Blame Canon and Nikon for that. They don't want other companies cutting into their lens sales so they don't share AF specs with other companies. Fuji and Sony do and that's why they have AF lenses from Zeiss.

How come Sigma and Tamron can do AF? Just curious...

They reverse engineer it without help from Canon or Nikon causing some reliability issues. They are also Japanese companies and there are some licensing issues that affect Zeiss differently being based in Germany.
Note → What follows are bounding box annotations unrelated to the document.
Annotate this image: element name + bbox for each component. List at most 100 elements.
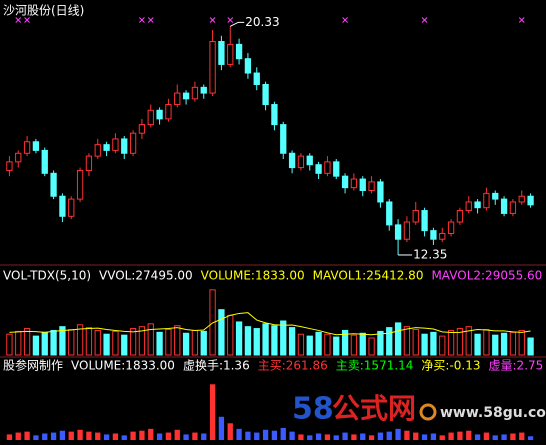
annotation: 20.33: [245, 15, 279, 29]
flow-bar: [430, 433, 437, 440]
signal-marker: [227, 17, 234, 23]
volume-bar: [50, 329, 57, 356]
volume-bar: [218, 309, 225, 356]
flow-bar: [413, 432, 419, 440]
flow-bar: [24, 431, 30, 440]
candle-body: [500, 198, 508, 214]
volume-bar: [288, 327, 296, 356]
volume-bar: [156, 331, 163, 356]
volume-bar: [68, 329, 75, 356]
candle-body: [288, 152, 296, 169]
volume-bar: [235, 321, 243, 356]
volume-bar: [439, 335, 446, 356]
volume-bar: [253, 328, 260, 356]
volume-bar: [85, 327, 93, 356]
candle-body: [174, 92, 181, 106]
volume-bar: [341, 329, 349, 356]
flow-bar: [121, 435, 127, 440]
candle-body: [59, 195, 66, 217]
legend-entry: 股参网制作: [3, 358, 63, 373]
candle-body: [465, 201, 472, 212]
flow-bar: [59, 430, 66, 440]
flow-bar: [474, 434, 481, 440]
candle-body: [386, 201, 393, 226]
volume-bar: [430, 331, 437, 356]
legend-entry: VVOL:27495.00: [99, 269, 193, 283]
flow-bar: [377, 432, 384, 440]
candle-body: [15, 152, 22, 163]
flow-bar: [33, 435, 39, 440]
volume-bar: [518, 329, 525, 356]
candle-body: [377, 181, 384, 203]
volume-bar: [112, 330, 119, 356]
candle-body: [121, 138, 128, 154]
signal-marker: [147, 17, 154, 23]
candle-body: [191, 86, 199, 100]
volume-bar: [227, 314, 234, 356]
flow-bar: [165, 432, 172, 440]
signal-stroke: [421, 17, 428, 23]
flow-bar: [6, 434, 13, 440]
signal-marker: [518, 17, 525, 23]
candle-body: [447, 221, 455, 234]
volume-bar: [456, 328, 464, 356]
volume-bar: [182, 332, 190, 356]
volume-bar: [262, 323, 269, 356]
candle-body: [527, 195, 534, 206]
candle-body: [280, 124, 287, 154]
volume-bar: [483, 329, 490, 356]
flow-bar: [519, 432, 525, 440]
flow-bar: [333, 435, 339, 440]
flow-bar: [95, 432, 101, 440]
candle-body: [68, 198, 75, 217]
candle-body: [492, 192, 499, 200]
flow-bar: [421, 434, 428, 440]
volume-bar: [465, 326, 472, 356]
flow-bar: [527, 436, 534, 440]
candle-body: [253, 72, 260, 85]
volume-bar: [138, 326, 146, 356]
flow-bar: [130, 431, 136, 440]
signal-marker: [421, 17, 428, 23]
volume-bar: [421, 333, 428, 356]
volume-bar: [350, 334, 358, 356]
flow-bar: [192, 432, 198, 440]
signal-marker: [342, 17, 348, 23]
flow-bar: [466, 430, 472, 440]
volume-bar: [474, 333, 481, 356]
candle-body: [235, 43, 243, 60]
candle-body: [85, 155, 93, 171]
candle-body: [412, 210, 419, 223]
flow-bar: [183, 434, 189, 440]
chart-title: 沙河股份(日线): [3, 4, 84, 18]
flow-bar: [510, 433, 516, 440]
volume-bar: [280, 320, 287, 356]
candle-body: [23, 141, 31, 154]
flow-bar: [227, 423, 233, 440]
candle-body: [182, 92, 190, 100]
candle-body: [341, 175, 349, 189]
signal-marker: [15, 17, 22, 23]
volume-bar: [333, 336, 340, 356]
volume-bar: [32, 335, 40, 356]
flow-bar: [201, 433, 207, 440]
candle-body: [94, 144, 101, 157]
flow-bar: [404, 430, 410, 440]
volume-bar: [509, 331, 517, 356]
volume-bar: [174, 325, 181, 356]
signal-stroke: [209, 17, 216, 23]
watermark: www.58gu.com: [440, 405, 546, 421]
candle-body: [138, 124, 146, 134]
flow-bar: [360, 433, 366, 440]
flow-bar: [298, 434, 304, 440]
signal-stroke: [15, 17, 22, 23]
volume-bar: [103, 333, 110, 356]
candle-body: [394, 224, 402, 240]
candle-body: [218, 41, 225, 65]
candle-body: [156, 109, 163, 120]
signal-stroke: [518, 17, 525, 23]
candle-body: [41, 149, 48, 174]
signal-stroke: [342, 17, 348, 23]
candle-body: [456, 210, 464, 223]
volume-bar: [94, 329, 101, 356]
I'm not a super experienced photographer or anything, but I find 35mm 1.4 to be a weird niche. Is it a portrait lens? I wouldn't use it for that in fear of distorting the features too much. It's not really a landscape probably... Architecture? Why would anyone get this lens with the specs in particular? I genuinely would like to know to see what I'm missing. Is the article saying this is aimed at video?

I loved having mine for room-lit candids in a dim wedding hall.
Also for some of the speeches since I didn't want the flash going off constantly and distracting the speakers, they were nervous enough.
I also put it on my 'photobooth' setup, I'd hate for someone to mess with the zoom, though a cheaper 2.0 would work just fine for that.

Low light documentary work would probably be great :)

File under "there's a sucker born every minute" dept....

I had the luck to be one of the participating photographers using a pre production lens for testing and I must admit that this lens rocks. I have the Zeiss 35mm 1.4 Classic which is good starting at f2 but the Milvus beats it.
I have put a few images (some are NSFW) on my page (text is in German but the images speak an universal language).